Yes, we're approximating the same data set with the same purpose in mind, so we get similar points, but we're working with different vectors and matrices in order to do that, and that gives us different least squares metrics to approximate this line with, meaning that we're going to get different answers because we're using different metrics, but similar answers because we're still approximating the same data set.

0
On

Imagine you have two data points $(2,4)$ and $(2,6)$. Now, if we put the slope formula into matrix form, we will have \begin{pmatrix}2 & 1 \\2 & 1 \\\end{pmatrix} as our $X$ matrix. First column is for the input $X$ and second for the slope "$b$". We set "$b$" as one because we want to give it freedom to move (otherwise, $0$ would kill the "$b$" out of the formula, $mx = y$). Then, we have the vector $(M ,B)$ for our unknown coefficients. These two matrices multiplied will give the output vector $(4 ,6)$.

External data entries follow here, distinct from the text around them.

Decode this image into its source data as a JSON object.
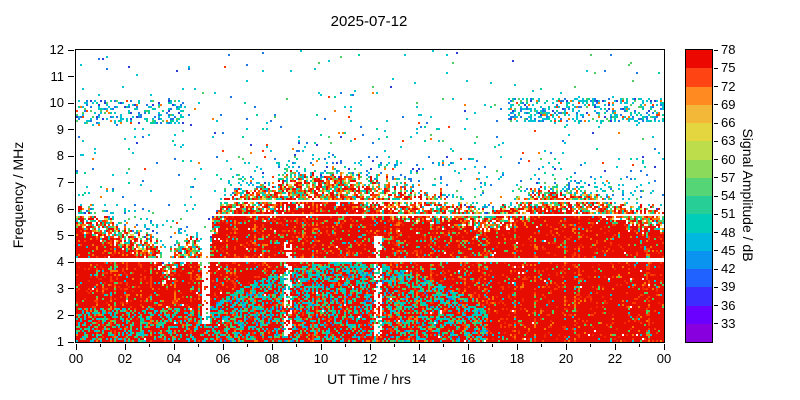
{
  "chart_data": {
    "type": "heatmap",
    "title": "2025-07-12",
    "xlabel": "UT Time / hrs",
    "ylabel": "Frequency / MHz",
    "colorbar_label": "Signal Amplitude / dB",
    "x_range": [
      0,
      24
    ],
    "y_range": [
      1,
      12
    ],
    "x_ticks": [
      {
        "t": 0,
        "label": "00"
      },
      {
        "t": 2,
        "label": "02"
      },
      {
        "t": 4,
        "label": "04"
      },
      {
        "t": 6,
        "label": "06"
      },
      {
        "t": 8,
        "label": "08"
      },
      {
        "t": 10,
        "label": "10"
      },
      {
        "t": 12,
        "label": "12"
      },
      {
        "t": 14,
        "label": "14"
      },
      {
        "t": 16,
        "label": "16"
      },
      {
        "t": 18,
        "label": "18"
      },
      {
        "t": 20,
        "label": "20"
      },
      {
        "t": 22,
        "label": "22"
      },
      {
        "t": 24,
        "label": "00"
      }
    ],
    "x_minor_ticks": [
      1,
      3,
      5,
      7,
      9,
      11,
      13,
      15,
      17,
      19,
      21,
      23
    ],
    "y_ticks": [
      1,
      2,
      3,
      4,
      5,
      6,
      7,
      8,
      9,
      10,
      11,
      12
    ],
    "colorbar_range": [
      30,
      78
    ],
    "colorbar_ticks": [
      78,
      75,
      72,
      69,
      66,
      63,
      60,
      57,
      54,
      51,
      48,
      45,
      42,
      39,
      36,
      33
    ],
    "palette_bottom_to_top": [
      "#8800dd",
      "#6a00ff",
      "#3c2cff",
      "#1f62ff",
      "#0b93f0",
      "#00b7dd",
      "#00ccba",
      "#27cf96",
      "#55d575",
      "#8cda5b",
      "#bedd4b",
      "#e3d63f",
      "#f4b838",
      "#ff8a22",
      "#ff4413",
      "#ec0800"
    ],
    "seed": 20250712,
    "colors": {
      "red": "#e60d00",
      "red2": "#f42800",
      "orangered": "#ff3c00",
      "orange": "#ff7a00",
      "yellow": "#e6d44a",
      "green": "#4fcf63",
      "teal": "#00d0a0",
      "cyan": "#00c4d4",
      "blue": "#1e78e6",
      "darkblue": "#2a3cd8",
      "purple": "#8800dd",
      "white": "#ffffff"
    },
    "f_top_envelope": [
      5.6,
      5.3,
      5.0,
      4.5,
      4.3,
      4.7,
      6.1,
      6.4,
      6.5,
      6.9,
      6.8,
      7.0,
      6.7,
      6.4,
      6.2,
      6.0,
      5.8,
      5.5,
      6.0,
      6.4,
      6.3,
      6.1,
      5.9,
      5.7,
      5.6
    ],
    "notches": [
      {
        "t": 3.7,
        "w": 0.3,
        "depth": 0.9
      },
      {
        "t": 5.3,
        "w": 0.25,
        "depth": 1.3
      }
    ],
    "e_layer_arc": {
      "t_start": 5.5,
      "t_end": 16.8,
      "peak_t": 11.0,
      "peak_f": 4.0,
      "curvature": 0.055
    },
    "dawn_mix": {
      "t_max": 5.5,
      "f_max": 2.3,
      "prob": 0.3
    },
    "white_lines": [
      {
        "f": 4.1,
        "half": 0.08
      },
      {
        "f": 5.78,
        "half": 0.04
      },
      {
        "f": 6.32,
        "half": 0.04
      }
    ],
    "gaps": [
      {
        "t": [
          5.15,
          5.5
        ],
        "f_min": 1.7,
        "f_max": 6.5,
        "strength": 0.8
      },
      {
        "t": [
          8.5,
          8.8
        ],
        "f_min": 1.2,
        "f_max": 4.8,
        "strength": 0.55
      },
      {
        "t": [
          12.15,
          12.5
        ],
        "f_min": 1.2,
        "f_max": 5.0,
        "strength": 0.55
      }
    ],
    "night_bands": [
      {
        "t": [
          0,
          4.4
        ],
        "f": [
          9.25,
          10.15
        ],
        "density": 0.28
      },
      {
        "t": [
          17.6,
          24
        ],
        "f": [
          9.3,
          10.2
        ],
        "density": 0.36
      }
    ],
    "speckle": {
      "base_density": 0.022,
      "edge_density": 0.5,
      "decay": 0.5,
      "high_freq_factor": 0.35,
      "spike_density": 0.2,
      "spike_decay": 1.5
    }
  }
}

Now, try to think of how you would graph through these two data points. The problem is that there are infinite solutions depending on what you set the bias "$b$" to be equal to. Why do we have infinite least square solutions? Well, The column space is not full rank and we have a dependency!

This is the most intuitive way to think in my opinion. Once you understand in 2d, you just "rely" it will hold on to $n$ dimensions (and there is no reason to not hold).